Credit card interst was deductible, along with a host of deductions aimed at helping small businesses.
With the election of Ronald (Government IS the problem) Reagan, the tax codes were "simplified."
Multiple tax tiers were reduced to three.
In return for "flex-plans" allowing insurance premiums to be "pre-tax" individual medical deductions must now exceed a catastrophic percentage of earned income. Anyone with medical expenses over 7.5 percent of AGI is allowed the excess to be deducted, which means you're in damn deep doo-doo for health care at your house.
The big benefit of tax simplification, though, was for those at the top, whose rate was slashed from seventy to fifty percent. As time went by that was reduced another ten percent.

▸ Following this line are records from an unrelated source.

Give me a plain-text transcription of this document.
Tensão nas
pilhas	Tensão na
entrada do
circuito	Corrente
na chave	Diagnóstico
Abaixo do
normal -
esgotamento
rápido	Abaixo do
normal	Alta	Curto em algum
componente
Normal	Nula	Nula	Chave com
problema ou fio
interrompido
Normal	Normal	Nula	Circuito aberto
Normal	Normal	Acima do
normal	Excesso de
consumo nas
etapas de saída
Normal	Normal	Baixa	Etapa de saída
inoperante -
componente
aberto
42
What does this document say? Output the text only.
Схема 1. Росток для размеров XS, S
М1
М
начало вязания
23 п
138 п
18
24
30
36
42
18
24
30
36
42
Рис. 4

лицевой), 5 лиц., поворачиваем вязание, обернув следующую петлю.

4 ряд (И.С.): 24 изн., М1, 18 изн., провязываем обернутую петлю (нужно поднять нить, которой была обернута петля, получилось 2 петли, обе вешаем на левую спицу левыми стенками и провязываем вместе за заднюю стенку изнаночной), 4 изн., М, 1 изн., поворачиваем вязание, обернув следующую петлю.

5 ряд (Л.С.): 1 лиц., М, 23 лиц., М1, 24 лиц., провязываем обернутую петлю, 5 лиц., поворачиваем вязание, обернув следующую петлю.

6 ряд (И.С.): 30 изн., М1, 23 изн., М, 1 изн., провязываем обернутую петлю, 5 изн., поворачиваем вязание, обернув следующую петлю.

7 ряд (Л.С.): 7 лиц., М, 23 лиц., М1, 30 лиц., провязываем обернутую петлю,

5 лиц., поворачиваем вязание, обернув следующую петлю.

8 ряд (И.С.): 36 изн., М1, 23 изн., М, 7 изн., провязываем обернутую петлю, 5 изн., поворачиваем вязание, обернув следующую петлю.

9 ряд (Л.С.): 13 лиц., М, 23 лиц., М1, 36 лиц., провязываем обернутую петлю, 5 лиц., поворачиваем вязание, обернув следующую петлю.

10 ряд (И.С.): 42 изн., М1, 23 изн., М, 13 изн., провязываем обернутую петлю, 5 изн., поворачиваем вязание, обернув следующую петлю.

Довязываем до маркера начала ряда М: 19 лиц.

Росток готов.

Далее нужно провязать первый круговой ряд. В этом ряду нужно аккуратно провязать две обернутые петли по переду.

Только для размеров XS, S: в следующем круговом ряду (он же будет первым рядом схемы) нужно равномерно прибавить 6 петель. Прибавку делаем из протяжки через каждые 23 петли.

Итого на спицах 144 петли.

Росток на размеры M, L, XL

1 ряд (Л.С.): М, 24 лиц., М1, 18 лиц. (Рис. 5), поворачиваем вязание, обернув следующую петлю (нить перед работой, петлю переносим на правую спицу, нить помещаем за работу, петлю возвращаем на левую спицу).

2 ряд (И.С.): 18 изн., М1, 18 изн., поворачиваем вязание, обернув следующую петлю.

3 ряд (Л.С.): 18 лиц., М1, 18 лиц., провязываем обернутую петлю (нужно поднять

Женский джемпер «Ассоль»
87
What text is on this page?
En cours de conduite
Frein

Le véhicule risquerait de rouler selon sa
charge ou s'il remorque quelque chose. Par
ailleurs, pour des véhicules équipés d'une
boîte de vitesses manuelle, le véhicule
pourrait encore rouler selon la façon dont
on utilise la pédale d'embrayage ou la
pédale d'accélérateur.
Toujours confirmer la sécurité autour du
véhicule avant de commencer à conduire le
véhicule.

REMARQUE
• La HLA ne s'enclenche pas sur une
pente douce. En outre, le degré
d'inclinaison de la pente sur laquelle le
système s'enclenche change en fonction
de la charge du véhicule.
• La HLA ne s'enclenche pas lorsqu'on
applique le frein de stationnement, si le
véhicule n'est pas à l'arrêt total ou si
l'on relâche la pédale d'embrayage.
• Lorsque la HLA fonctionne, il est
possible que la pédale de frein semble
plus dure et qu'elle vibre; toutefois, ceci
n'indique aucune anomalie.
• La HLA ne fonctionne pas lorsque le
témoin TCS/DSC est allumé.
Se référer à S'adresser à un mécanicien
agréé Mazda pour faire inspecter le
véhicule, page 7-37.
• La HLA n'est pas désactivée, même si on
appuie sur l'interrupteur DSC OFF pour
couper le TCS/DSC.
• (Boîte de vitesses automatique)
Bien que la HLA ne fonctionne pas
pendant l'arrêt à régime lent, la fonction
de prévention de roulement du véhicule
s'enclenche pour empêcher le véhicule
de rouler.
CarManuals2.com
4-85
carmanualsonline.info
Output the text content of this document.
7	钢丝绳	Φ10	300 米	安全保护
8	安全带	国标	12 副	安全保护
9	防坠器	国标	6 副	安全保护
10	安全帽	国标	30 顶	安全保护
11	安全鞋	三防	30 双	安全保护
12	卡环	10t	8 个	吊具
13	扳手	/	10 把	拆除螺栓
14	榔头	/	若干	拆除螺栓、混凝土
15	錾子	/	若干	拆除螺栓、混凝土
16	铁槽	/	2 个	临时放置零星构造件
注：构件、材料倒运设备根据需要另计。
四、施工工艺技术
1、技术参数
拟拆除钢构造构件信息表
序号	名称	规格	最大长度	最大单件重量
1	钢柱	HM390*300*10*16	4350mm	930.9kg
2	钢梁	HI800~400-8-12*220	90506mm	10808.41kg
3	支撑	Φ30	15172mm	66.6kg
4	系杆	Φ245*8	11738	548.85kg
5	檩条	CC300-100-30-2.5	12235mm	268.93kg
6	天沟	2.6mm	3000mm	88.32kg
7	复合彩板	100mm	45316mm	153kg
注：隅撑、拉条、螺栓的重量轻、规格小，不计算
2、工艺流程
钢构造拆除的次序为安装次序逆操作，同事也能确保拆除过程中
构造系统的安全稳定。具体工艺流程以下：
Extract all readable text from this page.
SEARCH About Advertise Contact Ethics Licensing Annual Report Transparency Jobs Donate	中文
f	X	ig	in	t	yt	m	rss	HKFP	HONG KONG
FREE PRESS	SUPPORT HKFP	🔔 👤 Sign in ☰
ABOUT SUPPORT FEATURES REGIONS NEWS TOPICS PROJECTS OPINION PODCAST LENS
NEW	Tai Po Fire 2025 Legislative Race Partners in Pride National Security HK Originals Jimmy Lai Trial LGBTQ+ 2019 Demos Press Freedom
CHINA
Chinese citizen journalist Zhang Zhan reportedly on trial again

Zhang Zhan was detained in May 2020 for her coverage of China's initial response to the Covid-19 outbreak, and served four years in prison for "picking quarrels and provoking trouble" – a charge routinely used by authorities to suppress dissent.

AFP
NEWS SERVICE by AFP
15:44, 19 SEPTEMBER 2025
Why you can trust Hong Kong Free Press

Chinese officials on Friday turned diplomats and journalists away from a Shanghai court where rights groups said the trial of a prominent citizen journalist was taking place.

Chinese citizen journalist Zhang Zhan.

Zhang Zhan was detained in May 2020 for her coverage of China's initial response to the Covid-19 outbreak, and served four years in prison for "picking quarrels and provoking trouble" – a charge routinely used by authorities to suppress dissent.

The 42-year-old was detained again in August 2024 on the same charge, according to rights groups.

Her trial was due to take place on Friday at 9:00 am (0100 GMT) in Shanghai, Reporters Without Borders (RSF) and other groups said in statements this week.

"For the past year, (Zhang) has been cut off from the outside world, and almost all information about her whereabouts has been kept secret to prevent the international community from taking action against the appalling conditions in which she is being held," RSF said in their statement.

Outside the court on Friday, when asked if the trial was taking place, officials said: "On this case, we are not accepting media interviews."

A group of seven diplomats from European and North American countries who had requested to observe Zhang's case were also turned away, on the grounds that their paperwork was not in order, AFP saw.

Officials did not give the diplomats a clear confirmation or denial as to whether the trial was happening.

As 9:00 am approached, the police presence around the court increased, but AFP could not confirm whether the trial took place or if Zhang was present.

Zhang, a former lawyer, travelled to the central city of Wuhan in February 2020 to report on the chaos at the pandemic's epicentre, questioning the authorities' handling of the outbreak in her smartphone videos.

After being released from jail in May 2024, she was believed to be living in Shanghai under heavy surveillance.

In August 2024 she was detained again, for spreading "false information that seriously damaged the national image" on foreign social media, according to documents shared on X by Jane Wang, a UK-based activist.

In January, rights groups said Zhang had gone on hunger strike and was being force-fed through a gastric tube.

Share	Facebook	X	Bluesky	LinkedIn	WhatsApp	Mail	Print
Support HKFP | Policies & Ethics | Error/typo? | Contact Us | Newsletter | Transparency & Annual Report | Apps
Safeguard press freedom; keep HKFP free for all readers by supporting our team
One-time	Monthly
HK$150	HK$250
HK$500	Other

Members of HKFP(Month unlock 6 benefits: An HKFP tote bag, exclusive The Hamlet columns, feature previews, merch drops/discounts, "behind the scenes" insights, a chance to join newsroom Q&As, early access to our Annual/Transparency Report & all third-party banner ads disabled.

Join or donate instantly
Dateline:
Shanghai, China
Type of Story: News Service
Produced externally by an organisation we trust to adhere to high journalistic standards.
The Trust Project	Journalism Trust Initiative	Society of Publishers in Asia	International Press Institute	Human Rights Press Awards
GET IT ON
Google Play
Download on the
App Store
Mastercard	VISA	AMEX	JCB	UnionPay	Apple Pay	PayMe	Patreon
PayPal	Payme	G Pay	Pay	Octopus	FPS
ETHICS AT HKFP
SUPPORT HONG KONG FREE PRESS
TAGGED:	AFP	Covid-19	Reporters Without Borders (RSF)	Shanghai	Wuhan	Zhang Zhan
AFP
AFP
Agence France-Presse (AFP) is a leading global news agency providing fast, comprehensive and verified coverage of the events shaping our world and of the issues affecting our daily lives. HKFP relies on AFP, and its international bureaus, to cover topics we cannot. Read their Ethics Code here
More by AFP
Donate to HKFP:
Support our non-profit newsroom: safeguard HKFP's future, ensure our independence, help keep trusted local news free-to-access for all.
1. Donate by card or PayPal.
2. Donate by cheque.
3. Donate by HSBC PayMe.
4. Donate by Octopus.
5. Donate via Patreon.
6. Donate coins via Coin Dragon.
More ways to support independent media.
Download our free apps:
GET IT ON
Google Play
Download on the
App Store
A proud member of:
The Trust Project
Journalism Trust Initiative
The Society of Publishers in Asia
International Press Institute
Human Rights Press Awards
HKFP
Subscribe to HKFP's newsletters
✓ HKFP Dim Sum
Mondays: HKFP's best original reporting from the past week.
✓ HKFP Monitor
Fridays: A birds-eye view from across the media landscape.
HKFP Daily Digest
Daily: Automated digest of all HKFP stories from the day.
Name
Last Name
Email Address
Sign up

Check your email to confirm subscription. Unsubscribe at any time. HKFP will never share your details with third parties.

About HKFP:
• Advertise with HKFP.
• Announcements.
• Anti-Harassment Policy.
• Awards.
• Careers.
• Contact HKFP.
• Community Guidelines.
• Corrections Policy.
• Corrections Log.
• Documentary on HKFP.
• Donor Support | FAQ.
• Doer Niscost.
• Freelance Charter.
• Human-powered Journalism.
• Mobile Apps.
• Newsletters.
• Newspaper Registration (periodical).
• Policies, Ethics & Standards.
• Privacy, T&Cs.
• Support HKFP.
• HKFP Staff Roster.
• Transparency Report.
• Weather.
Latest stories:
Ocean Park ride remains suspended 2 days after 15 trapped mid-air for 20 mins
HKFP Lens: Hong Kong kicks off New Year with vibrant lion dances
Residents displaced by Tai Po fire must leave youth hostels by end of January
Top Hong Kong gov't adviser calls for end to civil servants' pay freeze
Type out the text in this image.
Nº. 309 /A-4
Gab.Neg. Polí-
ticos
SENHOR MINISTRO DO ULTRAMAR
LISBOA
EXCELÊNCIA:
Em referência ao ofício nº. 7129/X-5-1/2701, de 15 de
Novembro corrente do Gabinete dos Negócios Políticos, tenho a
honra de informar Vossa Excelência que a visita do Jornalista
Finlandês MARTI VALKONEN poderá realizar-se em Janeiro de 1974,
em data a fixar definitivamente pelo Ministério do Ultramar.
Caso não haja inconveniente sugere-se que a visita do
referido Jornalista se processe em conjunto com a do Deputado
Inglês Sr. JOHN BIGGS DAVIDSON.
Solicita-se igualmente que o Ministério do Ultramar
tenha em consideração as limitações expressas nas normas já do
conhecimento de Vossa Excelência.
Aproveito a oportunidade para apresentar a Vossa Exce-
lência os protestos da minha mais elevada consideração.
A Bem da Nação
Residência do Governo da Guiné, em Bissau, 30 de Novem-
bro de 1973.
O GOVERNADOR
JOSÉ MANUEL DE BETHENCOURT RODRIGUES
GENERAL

When the tax codes were complicated most wage earners took what was called the "standard deduction." leaving "itemizing" to those with a more complicated picture. Over time this habit has had the effect of dumbing down an already low tax IQ to the point where the "tax service" industry (seasonal, like Christmas tree sales) has become a flourishing enterprise that most ordinary people never realize eats away their hard-earned money worse than pay-day check-cashing outfits.
My wife and I, along with the rest of our super-rich peers, were awash with money after a few years so we didn't worry about anyone else. (Believe that if it makes you feel better.) But we looked with sympathy on our children who went into that dark earnings night unaware that their world was a very different place from the one into which they were born. It was about that time when easy credit became the order of the day.
Deduct credit card interest? Fugedaboudit! As long as you make minimum payments you can use credit cards to the max. Need another one? Go get it.
Don't ask if you can afford something. The question is Can you make the payments?
The reader can see where this is going. Roubini put his finger on it over a year ago (and before) when no one was paying attention. He summarized it well in Forbes last week.
It is time for our elected representatives to see that the last twenty-five years has resulted in a near-fatal harvest of unintended consequences. The progressive income tax was essentially abandoned when three income tax tiers went into effect. Since that time the gap separating rich and poor has opened wider every year.
The time has come to set things right and return to a meaningful update of the Sixteenth Amendment.